Dublin Port continued to be a small walled town. In 1649, Oliver Cromwell took over the town of nine thousand residents. By the end of the century, Protestant refugees from Europe brought astounding growth to Dublin Port. After the 17th Century, Dublin Port grew quickly, and it was for a time the second most important city in the British Empire. Dominated by Anglo-Irish aristocrats, Roman Catholics were denied basic civil liberty.

Movement of the Guinness Brewery there from Leixlip in 1749 brought enduring economic strength to Dublin Port, and the brewery was the city’s biggest employer for centuries. Although it continued to be Ireland’s administrative and transportation hub after the seat of government went to Westminster, the Industrial Revolution did not have a great impact on Dublin Port but rather on Belfast.

During the 20th Century, Dublin Port suffered much damage from the Easter Rising of 1916, the Anglo-Irish War, and the Irish Civil War. Dublin Port was the site of some of the most brutal fighting in the 1916 Irish rebellion and the 1919-1921 rebellion that ended in the creation of the Irish Free State.

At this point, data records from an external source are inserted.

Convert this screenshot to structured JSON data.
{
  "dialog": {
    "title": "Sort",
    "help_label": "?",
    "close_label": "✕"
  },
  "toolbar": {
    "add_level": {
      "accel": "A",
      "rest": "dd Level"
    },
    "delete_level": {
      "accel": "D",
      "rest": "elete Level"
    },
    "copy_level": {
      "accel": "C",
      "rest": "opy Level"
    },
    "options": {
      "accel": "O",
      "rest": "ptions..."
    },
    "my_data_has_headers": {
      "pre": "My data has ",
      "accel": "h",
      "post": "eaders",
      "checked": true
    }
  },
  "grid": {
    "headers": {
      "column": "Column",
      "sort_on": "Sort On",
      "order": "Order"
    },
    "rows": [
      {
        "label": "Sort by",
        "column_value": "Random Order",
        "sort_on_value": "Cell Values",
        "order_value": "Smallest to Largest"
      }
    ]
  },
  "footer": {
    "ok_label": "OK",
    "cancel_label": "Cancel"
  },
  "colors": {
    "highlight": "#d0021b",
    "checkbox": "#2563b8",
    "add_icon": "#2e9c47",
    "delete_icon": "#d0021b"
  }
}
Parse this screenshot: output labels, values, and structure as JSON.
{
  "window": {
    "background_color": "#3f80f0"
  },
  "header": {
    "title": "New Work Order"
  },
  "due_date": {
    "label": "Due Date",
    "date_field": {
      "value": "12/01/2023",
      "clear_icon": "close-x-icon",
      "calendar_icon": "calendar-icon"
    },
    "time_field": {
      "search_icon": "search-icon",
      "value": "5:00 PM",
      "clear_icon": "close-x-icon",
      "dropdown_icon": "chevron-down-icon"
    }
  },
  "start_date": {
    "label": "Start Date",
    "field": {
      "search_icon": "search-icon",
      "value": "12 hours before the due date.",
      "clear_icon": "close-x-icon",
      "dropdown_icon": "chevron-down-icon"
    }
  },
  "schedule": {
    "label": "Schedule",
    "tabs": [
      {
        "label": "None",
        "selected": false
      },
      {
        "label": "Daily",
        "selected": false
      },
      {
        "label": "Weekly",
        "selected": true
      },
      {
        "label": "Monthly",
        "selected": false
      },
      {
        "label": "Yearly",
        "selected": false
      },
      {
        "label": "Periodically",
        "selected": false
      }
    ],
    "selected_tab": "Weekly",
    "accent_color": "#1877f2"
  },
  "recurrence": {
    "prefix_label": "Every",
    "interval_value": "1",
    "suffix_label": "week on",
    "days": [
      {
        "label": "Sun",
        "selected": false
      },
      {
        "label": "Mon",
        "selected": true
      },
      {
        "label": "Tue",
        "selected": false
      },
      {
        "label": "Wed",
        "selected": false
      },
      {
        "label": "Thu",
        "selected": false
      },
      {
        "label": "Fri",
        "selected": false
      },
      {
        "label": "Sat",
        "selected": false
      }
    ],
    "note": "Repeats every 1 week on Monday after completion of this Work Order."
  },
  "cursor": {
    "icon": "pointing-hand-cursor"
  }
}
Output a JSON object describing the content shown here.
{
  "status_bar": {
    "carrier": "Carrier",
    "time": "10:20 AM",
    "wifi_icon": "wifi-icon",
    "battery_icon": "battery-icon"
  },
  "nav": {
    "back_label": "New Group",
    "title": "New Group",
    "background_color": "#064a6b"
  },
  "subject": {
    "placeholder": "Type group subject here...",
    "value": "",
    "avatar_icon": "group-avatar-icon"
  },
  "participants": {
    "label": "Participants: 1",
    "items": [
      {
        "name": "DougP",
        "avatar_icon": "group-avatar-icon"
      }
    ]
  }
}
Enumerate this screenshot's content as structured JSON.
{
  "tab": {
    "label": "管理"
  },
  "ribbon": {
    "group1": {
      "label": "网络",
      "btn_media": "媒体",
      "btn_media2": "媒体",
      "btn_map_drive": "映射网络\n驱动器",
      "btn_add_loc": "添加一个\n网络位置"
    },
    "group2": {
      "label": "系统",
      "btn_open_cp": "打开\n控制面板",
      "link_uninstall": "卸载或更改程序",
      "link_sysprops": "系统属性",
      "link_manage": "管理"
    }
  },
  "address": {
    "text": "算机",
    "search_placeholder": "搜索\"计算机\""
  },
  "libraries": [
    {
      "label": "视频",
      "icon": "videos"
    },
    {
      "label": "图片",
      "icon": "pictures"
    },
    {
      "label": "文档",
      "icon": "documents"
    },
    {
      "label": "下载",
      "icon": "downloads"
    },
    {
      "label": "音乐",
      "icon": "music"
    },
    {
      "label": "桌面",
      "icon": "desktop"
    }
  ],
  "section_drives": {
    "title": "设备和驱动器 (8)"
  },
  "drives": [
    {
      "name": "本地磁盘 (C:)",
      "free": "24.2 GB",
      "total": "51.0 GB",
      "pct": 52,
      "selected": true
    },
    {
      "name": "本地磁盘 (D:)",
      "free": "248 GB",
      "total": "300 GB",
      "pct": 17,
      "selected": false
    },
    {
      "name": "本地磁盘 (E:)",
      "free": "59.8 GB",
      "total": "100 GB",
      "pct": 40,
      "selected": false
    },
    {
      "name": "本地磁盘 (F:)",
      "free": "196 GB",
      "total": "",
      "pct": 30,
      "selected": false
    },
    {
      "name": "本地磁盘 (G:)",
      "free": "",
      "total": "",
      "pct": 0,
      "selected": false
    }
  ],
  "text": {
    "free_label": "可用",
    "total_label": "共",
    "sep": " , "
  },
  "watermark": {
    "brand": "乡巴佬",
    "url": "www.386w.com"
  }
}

When the new state was formed, Dublin Port’s fortunes changed. Its architecture remained much the same, earning it the nickname of the “Last 19th Century City of Europe.” However, Irish independence, particularly after the 1960s, brought dramatic changes. Modern architecture appeared with a simultaneous campaign to protect the Georgian feel of Dublin Port’s streets.

In the late 1990s, tremendous changes began. A huge private sector and new state-developed housing changed Dublin Port’s face forever. Sea-going trade has long been a mainstay of Dublin Port’s economy and activity. It is the country’s biggest and busiest port and its main exporter. It has also become the biggest center for manufacturing in Ireland, with a variety of light manufacturers. Still, Dublin Port’s most famous industry is the Guinness Brewery, one of the country’s biggest exporters and employers.